Although their natural diets are rich in calcium, most fish are also capable of extracting dissolved calcium directly from their aquatic environment through the gills. After a 24-hour acclimatization period, channel catfish have been shown to efficiently extract calcium from rearing water containing 5 ppm of the mineral element. On the other hand, gill extraction of phosphorus is negligible and fish rely mainly upon dietary sources for this mineral element. Phosphorus present in plant phytate is poorly absorbed by fish.
Absorption of dietary calcium and phosphorus begins in the upper gastro-intestinal tract. Absorbed calcium is rapidly deposited as calcium salts in the skeleton but absorbed phosphorus is distributed to all the major tissues: viscera, skeleton, skin and muscle.

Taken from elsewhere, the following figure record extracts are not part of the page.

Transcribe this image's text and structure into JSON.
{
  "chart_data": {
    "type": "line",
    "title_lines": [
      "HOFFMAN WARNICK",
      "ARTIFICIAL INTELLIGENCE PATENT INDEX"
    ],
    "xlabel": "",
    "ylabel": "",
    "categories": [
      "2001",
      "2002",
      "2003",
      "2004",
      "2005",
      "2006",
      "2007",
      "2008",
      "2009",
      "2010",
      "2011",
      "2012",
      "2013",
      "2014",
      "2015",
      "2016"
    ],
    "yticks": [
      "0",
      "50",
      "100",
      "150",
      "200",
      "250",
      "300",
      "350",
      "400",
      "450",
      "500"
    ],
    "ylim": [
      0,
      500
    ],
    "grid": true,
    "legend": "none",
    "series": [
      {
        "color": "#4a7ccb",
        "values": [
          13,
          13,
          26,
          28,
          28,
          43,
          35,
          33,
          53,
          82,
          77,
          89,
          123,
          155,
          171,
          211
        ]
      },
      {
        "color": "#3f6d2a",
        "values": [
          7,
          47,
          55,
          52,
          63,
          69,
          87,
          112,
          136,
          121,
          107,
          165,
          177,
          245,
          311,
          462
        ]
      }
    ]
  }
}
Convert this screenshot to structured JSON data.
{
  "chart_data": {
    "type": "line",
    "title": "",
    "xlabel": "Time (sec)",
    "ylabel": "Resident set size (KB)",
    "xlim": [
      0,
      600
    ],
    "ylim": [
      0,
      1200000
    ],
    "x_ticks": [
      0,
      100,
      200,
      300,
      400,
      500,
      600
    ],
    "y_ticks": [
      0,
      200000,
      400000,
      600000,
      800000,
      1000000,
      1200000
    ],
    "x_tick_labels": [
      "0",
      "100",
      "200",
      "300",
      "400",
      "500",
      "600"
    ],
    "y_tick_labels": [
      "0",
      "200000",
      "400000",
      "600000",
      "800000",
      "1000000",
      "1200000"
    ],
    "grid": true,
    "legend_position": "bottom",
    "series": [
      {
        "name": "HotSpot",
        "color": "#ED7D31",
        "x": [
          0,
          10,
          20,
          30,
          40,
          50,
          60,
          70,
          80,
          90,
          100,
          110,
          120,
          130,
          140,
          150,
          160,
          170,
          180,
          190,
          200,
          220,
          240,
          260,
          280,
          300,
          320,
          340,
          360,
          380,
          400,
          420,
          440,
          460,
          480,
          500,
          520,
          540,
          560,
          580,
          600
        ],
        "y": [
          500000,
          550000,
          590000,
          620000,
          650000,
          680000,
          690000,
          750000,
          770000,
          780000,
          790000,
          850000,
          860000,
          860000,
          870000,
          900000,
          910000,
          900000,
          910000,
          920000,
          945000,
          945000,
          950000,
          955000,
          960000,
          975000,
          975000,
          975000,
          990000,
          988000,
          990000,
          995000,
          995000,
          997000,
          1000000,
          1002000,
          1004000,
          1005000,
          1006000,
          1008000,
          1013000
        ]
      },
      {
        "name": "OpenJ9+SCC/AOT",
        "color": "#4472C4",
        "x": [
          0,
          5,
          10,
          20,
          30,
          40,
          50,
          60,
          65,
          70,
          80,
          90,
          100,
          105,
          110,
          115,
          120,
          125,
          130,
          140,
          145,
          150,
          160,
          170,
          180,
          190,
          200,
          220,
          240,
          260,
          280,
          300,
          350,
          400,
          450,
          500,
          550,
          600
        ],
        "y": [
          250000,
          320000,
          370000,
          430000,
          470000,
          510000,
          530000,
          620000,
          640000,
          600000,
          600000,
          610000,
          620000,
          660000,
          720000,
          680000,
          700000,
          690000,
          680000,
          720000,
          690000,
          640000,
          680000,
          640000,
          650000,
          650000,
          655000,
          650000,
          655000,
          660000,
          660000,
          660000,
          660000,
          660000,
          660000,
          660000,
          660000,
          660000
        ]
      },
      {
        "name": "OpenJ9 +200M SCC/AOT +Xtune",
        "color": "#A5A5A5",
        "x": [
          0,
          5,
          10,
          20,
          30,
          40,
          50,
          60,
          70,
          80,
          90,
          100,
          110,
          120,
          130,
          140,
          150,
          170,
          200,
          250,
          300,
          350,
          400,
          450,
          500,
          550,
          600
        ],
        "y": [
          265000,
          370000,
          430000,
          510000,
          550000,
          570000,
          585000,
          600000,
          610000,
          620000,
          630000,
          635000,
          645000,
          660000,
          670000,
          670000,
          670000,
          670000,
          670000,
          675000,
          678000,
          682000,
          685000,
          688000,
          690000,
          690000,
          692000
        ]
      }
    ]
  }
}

Phosphorus absorption is enhanced by increasing water temperature and by the presence of glucose in the diet. Its recovery from tissues also increases with increasing dietary levels of the element. On the other hand, increasing dietary calcium is not accompanied by correspondingly higher retention of the mineral element in the tissues.
Studies with common carp, Cyprinus carpio, and rainbow trout, Salmo gairdneri, have also shown that the absorption of dietary phosphorus is not affected by calcium in the diet. The level of phosphorus in the diet, however, sets the rate at which calcium is retained in the body. An increasing level of dietary phosphorus will be accompanied by increasing: retention of both mineral elements in body tissues, thus maintaining the ratio of calcium and phosphorus within narrow limits. In the common carp, whole body Ca/P ratio is about 1.4 except when phosphorus is severely lacking in the diet. Vertebral Ca/P ratio is about 2.0. Fish appear to have an ability to balance Ca/P ratios by controlling the absorption and excretion of calcium for optimal utilization of both mineral elements.

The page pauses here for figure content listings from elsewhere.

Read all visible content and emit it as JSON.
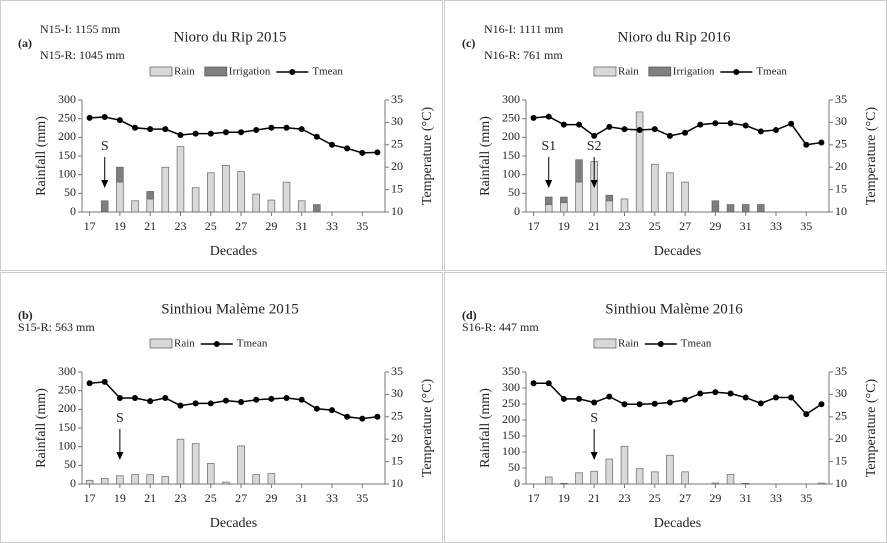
{
  "chart_data": [
    {
      "type": "bar-line",
      "panel_label": "(a)",
      "title": "Nioro du Rip 2015",
      "notes": [
        "N15-I: 1155 mm",
        "N15-R: 1045 mm"
      ],
      "x_label": "Decades",
      "y_label": "Rainfall (mm)",
      "y2_label": "Temperature (°C)",
      "x": [
        17,
        18,
        19,
        20,
        21,
        22,
        23,
        24,
        25,
        26,
        27,
        28,
        29,
        30,
        31,
        32,
        33,
        34,
        35,
        36
      ],
      "xlim": [
        16.5,
        36.5
      ],
      "xticks": [
        17,
        19,
        21,
        23,
        25,
        27,
        29,
        31,
        33,
        35
      ],
      "ylim": [
        0,
        300
      ],
      "yticks": [
        0,
        50,
        100,
        150,
        200,
        250,
        300
      ],
      "y2lim": [
        10,
        35
      ],
      "y2ticks": [
        10,
        15,
        20,
        25,
        30,
        35
      ],
      "series": [
        {
          "name": "Rain",
          "type": "bar",
          "color": "#d9d9d9",
          "values": [
            0,
            0,
            80,
            30,
            35,
            120,
            175,
            65,
            105,
            125,
            108,
            48,
            32,
            80,
            30,
            0,
            0,
            0,
            0,
            0
          ]
        },
        {
          "name": "Irrigation",
          "type": "bar",
          "color": "#7f7f7f",
          "values": [
            0,
            30,
            40,
            0,
            20,
            0,
            0,
            0,
            0,
            0,
            0,
            0,
            0,
            0,
            0,
            20,
            0,
            0,
            0,
            0
          ]
        },
        {
          "name": "Tmean",
          "type": "line",
          "axis": "y2",
          "color": "#000000",
          "values": [
            31,
            31.2,
            30.5,
            28.8,
            28.5,
            28.5,
            27.2,
            27.5,
            27.5,
            27.8,
            27.8,
            28.3,
            28.8,
            28.8,
            28.5,
            26.8,
            25,
            24.2,
            23.2,
            23.3
          ]
        }
      ],
      "annotations": [
        {
          "text": "S",
          "x": 18
        }
      ]
    },
    {
      "type": "bar-line",
      "panel_label": "(c)",
      "title": "Nioro du Rip 2016",
      "notes": [
        "N16-I: 1111 mm",
        "N16-R: 761 mm"
      ],
      "x_label": "Decades",
      "y_label": "Rainfall (mm)",
      "y2_label": "Temperature (°C)",
      "x": [
        17,
        18,
        19,
        20,
        21,
        22,
        23,
        24,
        25,
        26,
        27,
        28,
        29,
        30,
        31,
        32,
        33,
        34,
        35,
        36
      ],
      "xlim": [
        16.5,
        36.5
      ],
      "xticks": [
        17,
        19,
        21,
        23,
        25,
        27,
        29,
        31,
        33,
        35
      ],
      "ylim": [
        0,
        300
      ],
      "yticks": [
        0,
        50,
        100,
        150,
        200,
        250,
        300
      ],
      "y2lim": [
        10,
        35
      ],
      "y2ticks": [
        10,
        15,
        20,
        25,
        30,
        35
      ],
      "series": [
        {
          "name": "Rain",
          "type": "bar",
          "color": "#d9d9d9",
          "values": [
            0,
            20,
            25,
            80,
            135,
            30,
            35,
            268,
            128,
            105,
            80,
            0,
            0,
            0,
            0,
            0,
            0,
            0,
            0,
            0
          ]
        },
        {
          "name": "Irrigation",
          "type": "bar",
          "color": "#7f7f7f",
          "values": [
            0,
            20,
            15,
            60,
            0,
            15,
            0,
            0,
            0,
            0,
            0,
            0,
            30,
            20,
            20,
            20,
            0,
            0,
            0,
            0
          ]
        },
        {
          "name": "Tmean",
          "type": "line",
          "axis": "y2",
          "color": "#000000",
          "values": [
            31,
            31.3,
            29.5,
            29.5,
            27,
            29,
            28.5,
            28.3,
            28.5,
            27,
            27.7,
            29.5,
            29.8,
            29.8,
            29.3,
            28,
            28.3,
            29.7,
            25,
            25.5
          ]
        }
      ],
      "annotations": [
        {
          "text": "S1",
          "x": 18
        },
        {
          "text": "S2",
          "x": 21
        }
      ]
    },
    {
      "type": "bar-line",
      "panel_label": "(b)",
      "title": "Sinthiou Malème 2015",
      "notes": [
        "S15-R: 563 mm"
      ],
      "x_label": "Decades",
      "y_label": "Rainfall (mm)",
      "y2_label": "Temperature (°C)",
      "x": [
        17,
        18,
        19,
        20,
        21,
        22,
        23,
        24,
        25,
        26,
        27,
        28,
        29,
        30,
        31,
        32,
        33,
        34,
        35,
        36
      ],
      "xlim": [
        16.5,
        36.5
      ],
      "xticks": [
        17,
        19,
        21,
        23,
        25,
        27,
        29,
        31,
        33,
        35
      ],
      "ylim": [
        0,
        300
      ],
      "yticks": [
        0,
        50,
        100,
        150,
        200,
        250,
        300
      ],
      "y2lim": [
        10,
        35
      ],
      "y2ticks": [
        10,
        15,
        20,
        25,
        30,
        35
      ],
      "series": [
        {
          "name": "Rain",
          "type": "bar",
          "color": "#d9d9d9",
          "values": [
            10,
            15,
            22,
            25,
            25,
            20,
            120,
            108,
            55,
            5,
            102,
            25,
            28,
            0,
            0,
            0,
            0,
            0,
            0,
            0
          ]
        },
        {
          "name": "Tmean",
          "type": "line",
          "axis": "y2",
          "color": "#000000",
          "values": [
            32.5,
            32.8,
            29.2,
            29.2,
            28.5,
            29.2,
            27.5,
            28,
            28,
            28.6,
            28.3,
            28.8,
            29,
            29.2,
            28.8,
            26.8,
            26.5,
            25,
            24.6,
            25
          ]
        }
      ],
      "annotations": [
        {
          "text": "S",
          "x": 19
        }
      ]
    },
    {
      "type": "bar-line",
      "panel_label": "(d)",
      "title": "Sinthiou Malème 2016",
      "notes": [
        "S16-R: 447 mm"
      ],
      "x_label": "Decades",
      "y_label": "Rainfall (mm)",
      "y2_label": "Temperature (°C)",
      "x": [
        17,
        18,
        19,
        20,
        21,
        22,
        23,
        24,
        25,
        26,
        27,
        28,
        29,
        30,
        31,
        32,
        33,
        34,
        35,
        36
      ],
      "xlim": [
        16.5,
        36.5
      ],
      "xticks": [
        17,
        19,
        21,
        23,
        25,
        27,
        29,
        31,
        33,
        35
      ],
      "ylim": [
        0,
        350
      ],
      "yticks": [
        0,
        50,
        100,
        150,
        200,
        250,
        300,
        350
      ],
      "y2lim": [
        10,
        35
      ],
      "y2ticks": [
        10,
        15,
        20,
        25,
        30,
        35
      ],
      "series": [
        {
          "name": "Rain",
          "type": "bar",
          "color": "#d9d9d9",
          "values": [
            0,
            22,
            2,
            35,
            40,
            78,
            118,
            48,
            38,
            90,
            38,
            0,
            3,
            30,
            2,
            0,
            0,
            0,
            0,
            3
          ]
        },
        {
          "name": "Tmean",
          "type": "line",
          "axis": "y2",
          "color": "#000000",
          "values": [
            32.5,
            32.5,
            29,
            29,
            28.2,
            29.5,
            27.8,
            27.8,
            27.9,
            28.2,
            28.8,
            30.2,
            30.5,
            30.2,
            29.3,
            28,
            29.3,
            29.3,
            25.6,
            27.8
          ]
        }
      ],
      "annotations": [
        {
          "text": "S",
          "x": 21
        }
      ]
    }
  ]
}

The dietary level of phosphorus for maximum growth in the common carp and the red sea bream, Chrysophrys major, has been shown to be 0.7 percent. This corresponds well with the level for maximum conversion of the mineral element in the trout. As stated earlier, most cultured species show efficient gill extraction of calcium from rearing waters although red sea bream fingerlings exhibit better growth with dietary supplementation of calcium. In general, the nutrition of calcium and phosphorus of both salt and freshwater fish species are very similar. Vitamin D plays an essential role in intestinal calcium absorption in land animals. A similar role for fish has not been established. The ability of fish to sequester calcium from water through the gill membrane possibly reduces the importance of such a role.